Llegó el camarero con las bebidas y brindaron por nada especial. Þóra se arrepintió de haberse hecho abstemia en cuanto tomó el primer sorbo de café y los vio a ellos saborear el vino. Decidió volver a la primera oportunidad… no podía pedir un vino inmediatamente.

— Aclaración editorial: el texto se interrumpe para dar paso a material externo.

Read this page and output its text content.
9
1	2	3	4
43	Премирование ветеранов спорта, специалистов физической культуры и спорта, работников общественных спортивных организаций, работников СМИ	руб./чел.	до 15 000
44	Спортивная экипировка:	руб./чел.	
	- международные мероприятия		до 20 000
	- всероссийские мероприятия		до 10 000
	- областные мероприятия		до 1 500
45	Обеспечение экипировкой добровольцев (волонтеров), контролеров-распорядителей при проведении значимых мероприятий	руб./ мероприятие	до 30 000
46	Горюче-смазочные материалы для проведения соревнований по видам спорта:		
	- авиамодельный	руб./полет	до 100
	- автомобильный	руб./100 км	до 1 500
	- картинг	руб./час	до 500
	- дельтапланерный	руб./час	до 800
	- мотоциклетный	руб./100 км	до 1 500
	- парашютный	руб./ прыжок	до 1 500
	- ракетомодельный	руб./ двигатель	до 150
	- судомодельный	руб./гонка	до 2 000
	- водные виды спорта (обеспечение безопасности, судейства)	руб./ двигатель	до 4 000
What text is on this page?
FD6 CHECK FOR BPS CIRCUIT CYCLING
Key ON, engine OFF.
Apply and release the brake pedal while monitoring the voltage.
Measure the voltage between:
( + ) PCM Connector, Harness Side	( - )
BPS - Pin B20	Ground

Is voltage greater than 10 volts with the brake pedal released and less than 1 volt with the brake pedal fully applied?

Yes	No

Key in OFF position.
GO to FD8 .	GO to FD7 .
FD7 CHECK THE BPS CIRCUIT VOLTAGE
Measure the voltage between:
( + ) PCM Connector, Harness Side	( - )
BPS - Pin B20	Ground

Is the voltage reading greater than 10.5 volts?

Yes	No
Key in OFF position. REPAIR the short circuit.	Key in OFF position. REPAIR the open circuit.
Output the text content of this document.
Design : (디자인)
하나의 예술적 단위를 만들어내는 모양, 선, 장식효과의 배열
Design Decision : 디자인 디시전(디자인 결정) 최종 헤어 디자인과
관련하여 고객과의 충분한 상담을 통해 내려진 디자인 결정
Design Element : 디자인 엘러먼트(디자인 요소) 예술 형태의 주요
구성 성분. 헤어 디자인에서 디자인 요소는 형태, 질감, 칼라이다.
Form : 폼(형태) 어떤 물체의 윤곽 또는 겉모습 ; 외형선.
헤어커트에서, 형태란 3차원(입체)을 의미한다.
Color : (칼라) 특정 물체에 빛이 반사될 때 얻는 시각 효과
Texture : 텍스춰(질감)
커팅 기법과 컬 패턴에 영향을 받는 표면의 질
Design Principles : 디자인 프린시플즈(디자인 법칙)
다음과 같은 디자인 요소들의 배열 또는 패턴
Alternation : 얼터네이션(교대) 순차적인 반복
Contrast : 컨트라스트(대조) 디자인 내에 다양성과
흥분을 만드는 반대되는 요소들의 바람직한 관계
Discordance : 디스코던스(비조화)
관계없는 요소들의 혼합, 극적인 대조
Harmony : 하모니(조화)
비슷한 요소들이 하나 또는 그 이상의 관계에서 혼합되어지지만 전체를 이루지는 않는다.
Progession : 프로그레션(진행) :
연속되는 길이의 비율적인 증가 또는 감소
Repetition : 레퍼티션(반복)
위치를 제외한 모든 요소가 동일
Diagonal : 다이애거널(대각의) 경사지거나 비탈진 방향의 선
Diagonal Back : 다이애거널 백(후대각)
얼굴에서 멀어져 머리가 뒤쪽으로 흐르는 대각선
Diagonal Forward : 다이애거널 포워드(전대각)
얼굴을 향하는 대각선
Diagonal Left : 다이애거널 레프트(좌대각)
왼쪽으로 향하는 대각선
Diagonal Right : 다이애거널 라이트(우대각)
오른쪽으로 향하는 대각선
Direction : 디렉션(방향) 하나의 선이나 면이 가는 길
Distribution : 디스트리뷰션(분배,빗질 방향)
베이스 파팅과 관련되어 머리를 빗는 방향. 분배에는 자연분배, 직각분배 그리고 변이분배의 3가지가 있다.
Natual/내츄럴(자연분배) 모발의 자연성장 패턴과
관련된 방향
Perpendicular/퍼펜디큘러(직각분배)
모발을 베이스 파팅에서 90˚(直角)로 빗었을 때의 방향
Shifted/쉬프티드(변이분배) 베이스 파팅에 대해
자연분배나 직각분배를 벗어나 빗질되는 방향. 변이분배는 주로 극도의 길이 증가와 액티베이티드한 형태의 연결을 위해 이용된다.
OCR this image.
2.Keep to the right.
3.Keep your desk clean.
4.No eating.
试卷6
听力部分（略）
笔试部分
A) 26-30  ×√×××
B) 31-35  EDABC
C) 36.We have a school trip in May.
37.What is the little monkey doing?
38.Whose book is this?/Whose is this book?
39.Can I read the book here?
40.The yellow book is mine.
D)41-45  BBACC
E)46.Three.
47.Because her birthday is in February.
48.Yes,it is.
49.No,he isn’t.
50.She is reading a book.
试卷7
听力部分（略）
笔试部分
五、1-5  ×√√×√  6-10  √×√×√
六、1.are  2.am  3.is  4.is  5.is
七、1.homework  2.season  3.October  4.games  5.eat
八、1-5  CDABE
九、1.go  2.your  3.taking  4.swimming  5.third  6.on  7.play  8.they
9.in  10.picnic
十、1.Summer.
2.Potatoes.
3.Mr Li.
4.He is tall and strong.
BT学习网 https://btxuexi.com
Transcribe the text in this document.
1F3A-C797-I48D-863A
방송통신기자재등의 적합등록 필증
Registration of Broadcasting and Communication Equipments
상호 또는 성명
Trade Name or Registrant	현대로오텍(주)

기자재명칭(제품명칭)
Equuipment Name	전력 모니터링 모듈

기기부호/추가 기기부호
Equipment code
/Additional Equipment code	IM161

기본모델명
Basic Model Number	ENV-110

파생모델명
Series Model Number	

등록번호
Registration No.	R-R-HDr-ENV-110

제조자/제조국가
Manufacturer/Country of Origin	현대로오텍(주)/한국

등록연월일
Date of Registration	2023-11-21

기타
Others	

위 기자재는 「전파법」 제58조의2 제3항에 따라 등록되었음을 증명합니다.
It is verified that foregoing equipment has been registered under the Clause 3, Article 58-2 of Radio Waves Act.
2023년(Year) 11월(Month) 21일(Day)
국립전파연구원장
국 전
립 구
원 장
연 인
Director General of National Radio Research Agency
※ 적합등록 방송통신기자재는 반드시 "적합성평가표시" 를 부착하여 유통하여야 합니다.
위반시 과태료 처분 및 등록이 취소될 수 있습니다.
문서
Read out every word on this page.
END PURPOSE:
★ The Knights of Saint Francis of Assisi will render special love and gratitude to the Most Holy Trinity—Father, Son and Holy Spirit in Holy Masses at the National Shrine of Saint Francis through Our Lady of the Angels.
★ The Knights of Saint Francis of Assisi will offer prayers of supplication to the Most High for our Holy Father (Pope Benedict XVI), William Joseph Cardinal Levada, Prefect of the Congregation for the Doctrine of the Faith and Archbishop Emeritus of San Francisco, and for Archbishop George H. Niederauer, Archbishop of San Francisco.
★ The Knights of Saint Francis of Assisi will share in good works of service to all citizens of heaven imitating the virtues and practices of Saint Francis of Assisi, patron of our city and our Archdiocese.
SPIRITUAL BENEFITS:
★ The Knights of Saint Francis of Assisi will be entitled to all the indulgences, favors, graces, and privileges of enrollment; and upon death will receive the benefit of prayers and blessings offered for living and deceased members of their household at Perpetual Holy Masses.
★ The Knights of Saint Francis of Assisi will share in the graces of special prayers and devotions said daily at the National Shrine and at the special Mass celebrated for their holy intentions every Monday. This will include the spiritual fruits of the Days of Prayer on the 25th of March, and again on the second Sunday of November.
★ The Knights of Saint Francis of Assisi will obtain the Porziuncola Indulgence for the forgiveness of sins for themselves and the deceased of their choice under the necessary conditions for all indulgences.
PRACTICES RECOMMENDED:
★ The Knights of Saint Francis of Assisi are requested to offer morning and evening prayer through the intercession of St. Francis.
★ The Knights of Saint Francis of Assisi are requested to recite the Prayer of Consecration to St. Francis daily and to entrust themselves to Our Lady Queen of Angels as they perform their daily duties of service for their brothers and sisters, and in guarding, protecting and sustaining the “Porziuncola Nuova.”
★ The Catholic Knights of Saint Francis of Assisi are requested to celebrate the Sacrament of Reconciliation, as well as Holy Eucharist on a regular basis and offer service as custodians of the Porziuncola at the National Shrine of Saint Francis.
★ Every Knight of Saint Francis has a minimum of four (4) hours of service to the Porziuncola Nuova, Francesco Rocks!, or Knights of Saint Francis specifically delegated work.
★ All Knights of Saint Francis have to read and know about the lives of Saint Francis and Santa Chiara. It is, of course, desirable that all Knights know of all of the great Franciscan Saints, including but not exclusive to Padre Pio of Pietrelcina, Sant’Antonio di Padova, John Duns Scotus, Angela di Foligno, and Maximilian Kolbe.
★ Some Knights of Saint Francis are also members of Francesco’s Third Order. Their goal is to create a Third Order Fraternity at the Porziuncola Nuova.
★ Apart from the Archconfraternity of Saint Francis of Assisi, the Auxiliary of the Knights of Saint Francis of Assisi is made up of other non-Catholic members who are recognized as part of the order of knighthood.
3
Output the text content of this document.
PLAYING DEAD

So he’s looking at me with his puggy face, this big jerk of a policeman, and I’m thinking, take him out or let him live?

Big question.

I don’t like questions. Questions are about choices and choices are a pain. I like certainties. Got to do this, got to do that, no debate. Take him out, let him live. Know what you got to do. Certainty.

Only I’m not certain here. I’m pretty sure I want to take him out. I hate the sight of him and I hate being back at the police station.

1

—Quizá esté bien que os cuente por qué vine a ver a Harald —dijo Elisa tras dejar la copa sobre la mesa. Þóra y Matthew asintieron—. Como sabes, Matthew, estoy en una especie de crisis con mamá y papá. Quieren que estudie comercio y que entre en el banco, como casi todo el mundo que conozco. Harald fue la única persona que me dijo siempre que hiciera lo que me gusta: tocar el cello. Todo el mundo piensa que debería dedicarme al banco y tocar por mi propio placer. Pero Harald comprendía que no se trata de eso, aunque él no fuera músico. Comprendía que cuando uno ha alcanzado cierto nivel y cierta capacidad, es eso o nada.

—Entiendo —dijo Þóra, aunque en realidad no era así.

—Por eso hablamos sobre todo de mí cuando estuve aquí —explicó Elisa—. Vine a verle en busca de alguien que me insuflara fuerzas, y eso es lo que conseguí. Harald me aconsejó que pasara de papá y mamá y siguiera tocando. Dijo que no era demasiado difícil encontrar una corbata con cabeza que fuera capaz de dirigir un banco, pero que había pocos capaces de tocar un instrumento musical con auténtico talento. —Y añadió a toda prisa—: «Corbata con cabeza» son palabras suyas… él lo dijo así.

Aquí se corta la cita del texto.